The PowerHouse has helped Class Is and short lines significantly reduce fuel consumption while reducing maintenance costs as the result of fewer operating hours, the company said.
Progress Rail offers a “fuel savings suite of products” for all locomotive makes and models, the company said. For example, Progress Rail “relies on New York Air Brake LLC’s LEADER® management system to tap into the train’s current state, including geography, operating constraints and goals,” the company said. LEADER adjusts to train behavior and offers fuel savings of up to 10 percent, emissions reduction of up to 10 percent and improved train handling.
Progress Rail also integrates LEADER AutoControl®, a software solution that puts LEADER in control of throttle and dynamic braking, directly interfacing with the EMD EM2000 locomotive control system. This results in an additional 1 percent to 3 percent fuel efficiency, improved time management and increased in-train force control.
Meanwhile, Progress Rail developed SmartConsist™ to provide an additional 1 percent to 3 percent in fuel savings, for total reductions up to 12 percent, the company said. SmartConsist sets each locomotive to its individual, prime throttle position within the consist to improve overall fuel economy and reduce emissions, while achieving required power and tractive effort.
Additionally, the company’s Automatic Engine Start/Stop solution (AESS™) monitors critical operating parameters during locomotive idle operation. EMD AESS™ reduces idle time by more than 50 percent and improves locomotive fuel efficiency by up to 29 gallons per day for switcher use and 18 gallons per day for line haul operation, the company said.
Railhead Corp. has partnered with Trimble Rail to integrate real-time remote monitoring, diagnostics and onboard video to maximize locomotive asset utilization and productivity. As part of the collaboration, Railhead offers the Trimble® R2M remote diagnostic and Trimble® P2M in-service tools in the U.S. market.
Integrating with control room and maintenance depot environments, the solutions analyze timetable performance and perform section-delay analysis to identify trends as they occur within a fleet. Through a combination of journey planning and improved driver awareness, remote diagnostic and in-service performance planning and management systems maximize energy and fuel efficiency, the company said.

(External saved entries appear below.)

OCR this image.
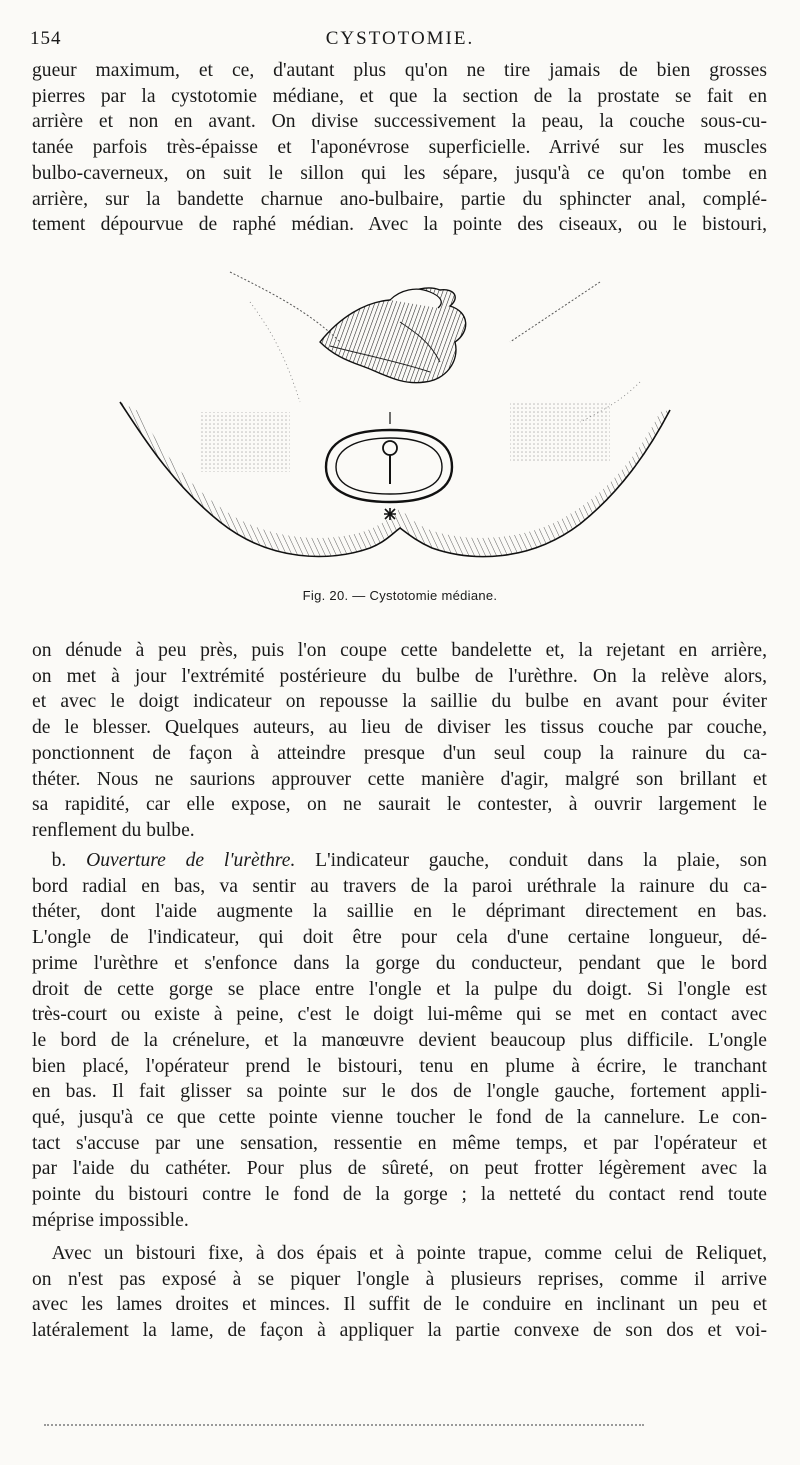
154	CYSTOTOMIE.
gueur maximum, et ce, d'autant plus qu'on ne tire jamais de bien grosses
pierres par la cystotomie médiane, et que la section de la prostate se fait en
arrière et non en avant. On divise successivement la peau, la couche sous-cu-
tanée parfois très-épaisse et l'aponévrose superficielle. Arrivé sur les muscles
bulbo-caverneux, on suit le sillon qui les sépare, jusqu'à ce qu'on tombe en
arrière, sur la bandette charnue ano-bulbaire, partie du sphincter anal, complé-
tement dépourvue de raphé médian. Avec la pointe des ciseaux, ou le bistouri,
Fig. 20. — Cystotomie médiane.
on dénude à peu près, puis l'on coupe cette bandelette et, la rejetant en arrière,
on met à jour l'extrémité postérieure du bulbe de l'urèthre. On la relève alors,
et avec le doigt indicateur on repousse la saillie du bulbe en avant pour éviter
de le blesser. Quelques auteurs, au lieu de diviser les tissus couche par couche,
ponctionnent de façon à atteindre presque d'un seul coup la rainure du ca-
théter. Nous ne saurions approuver cette manière d'agir, malgré son brillant et
sa rapidité, car elle expose, on ne saurait le contester, à ouvrir largement le
renflement du bulbe.
 b. Ouverture de l'urèthre. L'indicateur gauche, conduit dans la plaie, son
bord radial en bas, va sentir au travers de la paroi uréthrale la rainure du ca-
théter, dont l'aide augmente la saillie en le déprimant directement en bas.
L'ongle de l'indicateur, qui doit être pour cela d'une certaine longueur, dé-
prime l'urèthre et s'enfonce dans la gorge du conducteur, pendant que le bord
droit de cette gorge se place entre l'ongle et la pulpe du doigt. Si l'ongle est
très-court ou existe à peine, c'est le doigt lui-même qui se met en contact avec
le bord de la crénelure, et la manœuvre devient beaucoup plus difficile. L'ongle
bien placé, l'opérateur prend le bistouri, tenu en plume à écrire, le tranchant
en bas. Il fait glisser sa pointe sur le dos de l'ongle gauche, fortement appli-
qué, jusqu'à ce que cette pointe vienne toucher le fond de la cannelure. Le con-
tact s'accuse par une sensation, ressentie en même temps, et par l'opérateur et
par l'aide du cathéter. Pour plus de sûreté, on peut frotter légèrement avec la
pointe du bistouri contre le fond de la gorge ; la netteté du contact rend toute
méprise impossible.
 Avec un bistouri fixe, à dos épais et à pointe trapue, comme celui de Reliquet,
on n'est pas exposé à se piquer l'ongle à plusieurs reprises, comme il arrive
avec les lames droites et minces. Il suffit de le conduire en inclinant un peu et
latéralement la lame, de façon à appliquer la partie convexe de son dos et voi-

The Trimble R2M and P2M use a combination of real-time locomotive diagnostic data and fuel usage information (such as acceleration and braking) to improve running patterns and achieve fuel savings. With real-time cross-fleet monitoring and trend analysis, train operators can identify rogue fuel usage by route and timing points through analysis of engine behavior across fleets and drivers.

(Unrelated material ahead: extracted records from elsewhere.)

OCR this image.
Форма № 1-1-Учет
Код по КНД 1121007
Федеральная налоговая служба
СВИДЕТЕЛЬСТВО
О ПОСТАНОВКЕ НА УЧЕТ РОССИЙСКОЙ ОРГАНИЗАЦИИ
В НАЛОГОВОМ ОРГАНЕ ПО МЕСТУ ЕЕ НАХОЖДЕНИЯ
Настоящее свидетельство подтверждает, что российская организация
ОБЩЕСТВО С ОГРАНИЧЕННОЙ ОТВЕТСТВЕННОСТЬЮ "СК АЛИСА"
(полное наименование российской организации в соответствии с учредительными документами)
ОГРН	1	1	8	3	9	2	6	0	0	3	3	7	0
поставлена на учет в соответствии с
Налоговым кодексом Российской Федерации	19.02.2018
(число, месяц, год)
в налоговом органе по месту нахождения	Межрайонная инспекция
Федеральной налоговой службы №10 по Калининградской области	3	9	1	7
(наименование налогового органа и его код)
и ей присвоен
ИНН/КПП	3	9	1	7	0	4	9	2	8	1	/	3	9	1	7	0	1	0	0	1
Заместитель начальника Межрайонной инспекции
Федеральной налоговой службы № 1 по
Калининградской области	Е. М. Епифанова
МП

Additionally, Trimble R2M and P2M enable real-time in-service recovery decision support for control room operations to reduce in-service failures and delays, thereby minimizing fuel costs, the company said. They also automate delay attribution using GPS and live data to correlate causes such as wheel slip, lack of power or braking early.
ZTR Control Systems’ fuel and railway Internet of Things (IoT) solutions can be applied to locomotive fleets and other rail assets to provide “a holistic view that helps you solve fuel issues and gain greater insights into your overall operations,” the company said.

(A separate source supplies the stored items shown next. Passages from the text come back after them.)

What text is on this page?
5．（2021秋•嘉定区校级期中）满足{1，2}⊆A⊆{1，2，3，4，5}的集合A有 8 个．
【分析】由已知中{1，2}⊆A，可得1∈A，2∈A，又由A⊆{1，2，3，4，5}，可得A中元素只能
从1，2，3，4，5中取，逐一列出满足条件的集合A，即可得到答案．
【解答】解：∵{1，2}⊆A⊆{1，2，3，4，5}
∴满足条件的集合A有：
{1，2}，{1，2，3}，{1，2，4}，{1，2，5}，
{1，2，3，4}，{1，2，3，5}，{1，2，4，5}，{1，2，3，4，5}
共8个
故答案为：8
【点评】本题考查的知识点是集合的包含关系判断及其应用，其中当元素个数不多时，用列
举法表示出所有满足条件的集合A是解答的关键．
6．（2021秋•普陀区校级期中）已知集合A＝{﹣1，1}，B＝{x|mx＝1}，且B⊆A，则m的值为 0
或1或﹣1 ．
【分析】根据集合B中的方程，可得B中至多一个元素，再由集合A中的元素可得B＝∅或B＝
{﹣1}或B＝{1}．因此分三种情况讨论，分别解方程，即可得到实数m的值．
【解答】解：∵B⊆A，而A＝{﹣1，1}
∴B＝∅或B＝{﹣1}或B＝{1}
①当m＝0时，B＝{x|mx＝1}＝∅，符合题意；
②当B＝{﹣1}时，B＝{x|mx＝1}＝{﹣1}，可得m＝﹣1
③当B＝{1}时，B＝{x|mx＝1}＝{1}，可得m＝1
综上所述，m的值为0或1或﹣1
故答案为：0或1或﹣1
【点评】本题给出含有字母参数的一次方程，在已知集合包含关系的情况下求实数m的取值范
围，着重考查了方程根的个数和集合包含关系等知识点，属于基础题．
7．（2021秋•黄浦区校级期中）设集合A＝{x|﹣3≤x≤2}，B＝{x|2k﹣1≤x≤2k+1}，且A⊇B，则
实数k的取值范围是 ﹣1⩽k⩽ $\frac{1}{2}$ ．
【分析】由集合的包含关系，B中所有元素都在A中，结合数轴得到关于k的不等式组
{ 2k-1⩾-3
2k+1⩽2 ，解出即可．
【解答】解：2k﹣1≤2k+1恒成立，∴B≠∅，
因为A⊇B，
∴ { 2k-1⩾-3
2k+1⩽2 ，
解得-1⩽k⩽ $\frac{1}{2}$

ZTR’s IoT solutions are designed to address excessive idling, fuel supply and management, and even operator behavior. With the company’s fuel and railway IoT solutions, railroads receive GPS location and GeoZone® reporting, fuel fill and event tracking, fuel tank rupture notifications, mobile reports of locomotive fuel level by location, automated notifications and alarms, combined fuel and emissions reporting, and operational efficiency and utilization reporting, ZTR Control Systems said.